Des traitements par immunothérapie et chimiothérapie avant une intervention chirurgicale pourraient diminuer de 40% le risque de décès, selon une étude coordonnée par l’Institut du Thorax Curie Montsouris. Ce protocole a été validé récemment aux États-Unis.
« En associant immunothérapie et chimiothérapie avant la chirurgie d’un cancer du poumon opérable, le risque de récidive à deux ans diminue de 37% et celui de décès de 40%. Nous n’avons pas plus de recul pour l’instant, mais s’il n’y a pas plus de récidives dans ce délai, il est probable qu’il n’y en aura pas à cinq ans. »
C’est ainsi que le Pr Nicolas Girard, oncologue et pneumologue, directeur de l’Institut du Thorax Curie Montsouris, a présenté le 11 avril 2022, la phase 3 d’une étude internationale (Checkmate-816) au congrès de l’American Association for Cancer Research (AACR).
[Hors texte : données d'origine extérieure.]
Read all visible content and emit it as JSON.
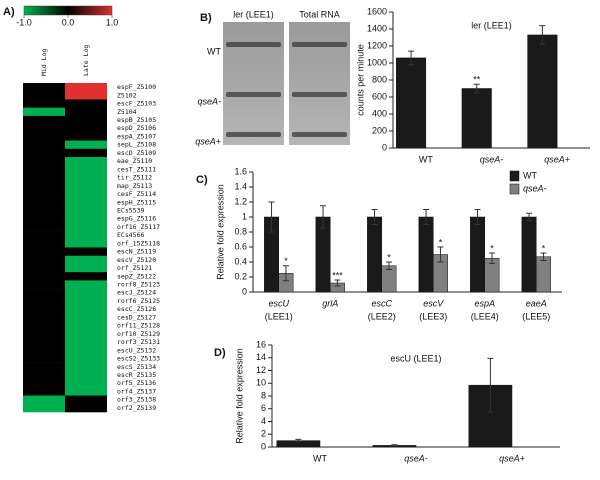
{
  "chart_data": [
    {
      "type": "heatmap",
      "panel_label": "A)",
      "zlim": [
        -1,
        1
      ],
      "colors": [
        "#00b050",
        "#000000",
        "#e03030"
      ],
      "colorbar_ticks": [
        {
          "value": -1,
          "label": "-1.0"
        },
        {
          "value": 0,
          "label": "0.0"
        },
        {
          "value": 1,
          "label": "1.0"
        }
      ],
      "rows": [
        "espF_Z5100",
        "Z5102",
        "escF_Z5103",
        "Z5104",
        "espB_Z5105",
        "espD_Z5106",
        "espA_Z5107",
        "sepL_Z5108",
        "escD_Z5109",
        "eae_Z5110",
        "cesT_Z5111",
        "tir_Z5112",
        "map_Z5113",
        "cesF_Z5114",
        "espH_Z5115",
        "ECs5539",
        "espG_Z5116",
        "orf16_Z5117",
        "ECs4566",
        "orf_15Z5118",
        "escN_Z5119",
        "escV_Z5120",
        "orf_Z5121",
        "sepZ_Z5122",
        "rorf8_Z5123",
        "escJ_Z5124",
        "rorf6_Z5125",
        "escC_Z5126",
        "cesD_Z5127",
        "orf11_Z5128",
        "orf10_Z5129",
        "rorf3_Z5131",
        "escU_Z5132",
        "escS2_Z5133",
        "escS_Z5134",
        "escR_Z5135",
        "orf5_Z5136",
        "orf4_Z5137",
        "orf3_Z5138",
        "orf2_Z5139"
      ],
      "series": [
        {
          "name": "Mid Log",
          "values": [
            0,
            0,
            0,
            -1,
            0,
            0,
            0,
            0,
            0,
            0,
            0,
            0,
            0,
            0,
            0,
            0,
            0,
            0,
            0,
            0,
            0,
            0,
            0,
            0,
            0,
            0,
            0,
            0,
            0,
            0,
            0,
            0,
            0,
            0,
            0,
            0,
            0,
            0,
            -1,
            -1
          ]
        },
        {
          "name": "Late Log",
          "values": [
            1,
            1,
            0,
            0,
            0,
            0,
            0,
            -1,
            0,
            -1,
            -1,
            -1,
            -1,
            -1,
            -1,
            -1,
            -1,
            -1,
            -1,
            -1,
            0,
            -1,
            -1,
            0,
            -1,
            -1,
            -1,
            -1,
            -1,
            -1,
            -1,
            -1,
            -1,
            -1,
            -1,
            -1,
            -1,
            -1,
            0,
            0
          ]
        }
      ]
    },
    {
      "type": "image",
      "panel_label": "B)",
      "lane_labels": [
        "ler (LEE1)",
        "Total RNA"
      ],
      "row_labels": [
        "WT",
        "qseA-",
        "qseA+"
      ]
    },
    {
      "type": "bar",
      "title": "ler (LEE1)",
      "y_label": "counts per minute",
      "categories": [
        "WT",
        "qseA-",
        "qseA+"
      ],
      "values": [
        1060,
        700,
        1330
      ],
      "errors": [
        80,
        50,
        110
      ],
      "significance": [
        null,
        "**",
        null
      ],
      "color": "#1a1a1a",
      "ylim": [
        0,
        1600
      ],
      "yticks": [
        0,
        200,
        400,
        600,
        800,
        1000,
        1200,
        1400,
        1600
      ]
    },
    {
      "type": "bar",
      "panel_label": "C)",
      "y_label": "Relative fold expression",
      "categories": [
        "escU",
        "grlA",
        "escC",
        "escV",
        "espA",
        "eaeA"
      ],
      "category_notes": [
        "(LEE1)",
        null,
        "(LEE2)",
        "(LEE3)",
        "(LEE4)",
        "(LEE5)"
      ],
      "series": [
        {
          "name": "WT",
          "color": "#1a1a1a",
          "values": [
            1,
            1,
            1,
            1,
            1,
            1
          ],
          "errors": [
            0.2,
            0.15,
            0.1,
            0.1,
            0.1,
            0.05
          ]
        },
        {
          "name": "qseA-",
          "color": "#808080",
          "values": [
            0.25,
            0.12,
            0.35,
            0.5,
            0.45,
            0.47
          ],
          "errors": [
            0.1,
            0.04,
            0.05,
            0.1,
            0.07,
            0.05
          ],
          "significance": [
            "*",
            "***",
            "*",
            "*",
            "*",
            "*"
          ]
        }
      ],
      "legend": "upper right",
      "ylim": [
        0,
        1.6
      ],
      "yticks": [
        0,
        0.2,
        0.4,
        0.6,
        0.8,
        1,
        1.2,
        1.4,
        1.6
      ]
    },
    {
      "type": "bar",
      "panel_label": "D)",
      "title": "escU (LEE1)",
      "y_label": "Relative fold expression",
      "categories": [
        "WT",
        "qseA-",
        "qseA+"
      ],
      "values": [
        1,
        0.25,
        9.7
      ],
      "errors": [
        0.2,
        0.1,
        4.2
      ],
      "color": "#1a1a1a",
      "ylim": [
        0,
        16
      ],
      "yticks": [
        0,
        2,
        4,
        6,
        8,
        10,
        12,
        14,
        16
      ]
    }
  ]
}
Cette étude, coordonnée par l’Institut du Thorax Curie Montsouris, a inclus 358 patients. Elle a été publiée dans le New England Journal of Medicine.
« L’étude porte sur des cancers non à petites cellules (80% des cancers du poumon) avant qu’ils ne soient métastatiques, précise Nicolas Girard. Le traitement consiste à associer trois séances d’immunothérapie (avec le Nivolumab) et une chimiothérapie classique, avant la chirurgie ». Cela prend deux mois. « On peut considérer que c’est un risque pour le patient, mais les résultats montrent le contraire. »
D’autres études avaient déjà testé un traitement similaire en post-opératoire, avec des résultats moins prometteurs. Le Pr Girard estime que cette avancée confirme l’efficacité d’une prise en charge pluridisciplinaire du patient par « une équipe de pneumologues, chirurgiens, oncologues thoraciques et anatomopathologistes ». *
L’Agence fédérale de santé américaine (FDA) a autorisé le traitement aux USA.
* Voir communiqué du21 avril 2022 sur le site de l’Institut Curie : curie.fr
Quel suivi des populations à risques ?
L’efficacité du traitement est liée à la précocité du diagnostic. Cette étude devrait relancer le débat sur le protocole de suivi médical des personnes à risques : les gros fumeurs bien sûr, mais aussi les personnes exposées à l’amiante et particulièrement les porteurs de plaques pleurales.
En 2016, la Haute autorité de Santé (HAS) avait dit que les conditions n’étaient pas réunies pour un dépistage du cancer du poumon.
Le 1er février 2022, elle a infléchi sa position « L’analyse des nouvelles données disponibles montre que le dépistage par scanner à faible dose chez les personnes fortement exposées au tabac conduit à une réduction de la mortalité spécifique.
Ceci amène la HAS à actualiser son avis et à encourager la mise en place d’expérimentations en vie réelle, et notamment d’un programme pilote par
l’INCa, afin de ne pas retarder l’accès à cette modalité de dépistage. »
Le Professeur Girard est partisan d’un dépistage à grande échelle : « Les pays qui le réalisent dépistent 40% des tumeurs au stade précoce, alors que nous n’en détectons que 20% »
Le cancer le plus meurtrier
Dans le monde, le cancer du poumon est la principale cause de décès par cancer avec 1,8 million de décès en 2020. En France, il est le 3e cancer le plus fréquent. Son incidence progresse fortement chez les femmes.
Le cancer du poumon « non à petites cellules »
(CPNPC) représente jusqu’à 84 % des diagnostics dont la majorité (environ 60%) sont non métastatiques.
De nombreux patients atteints de CPNPC non métastatique sont opérés, mais 30% à 55 % d’entre eux font une récidive.
Le recours à des traitements néo-adjuvants (avant chirurgie) ou adjuvants (après la chirurgie) pourrait améliorer l’espérance de vie des patients.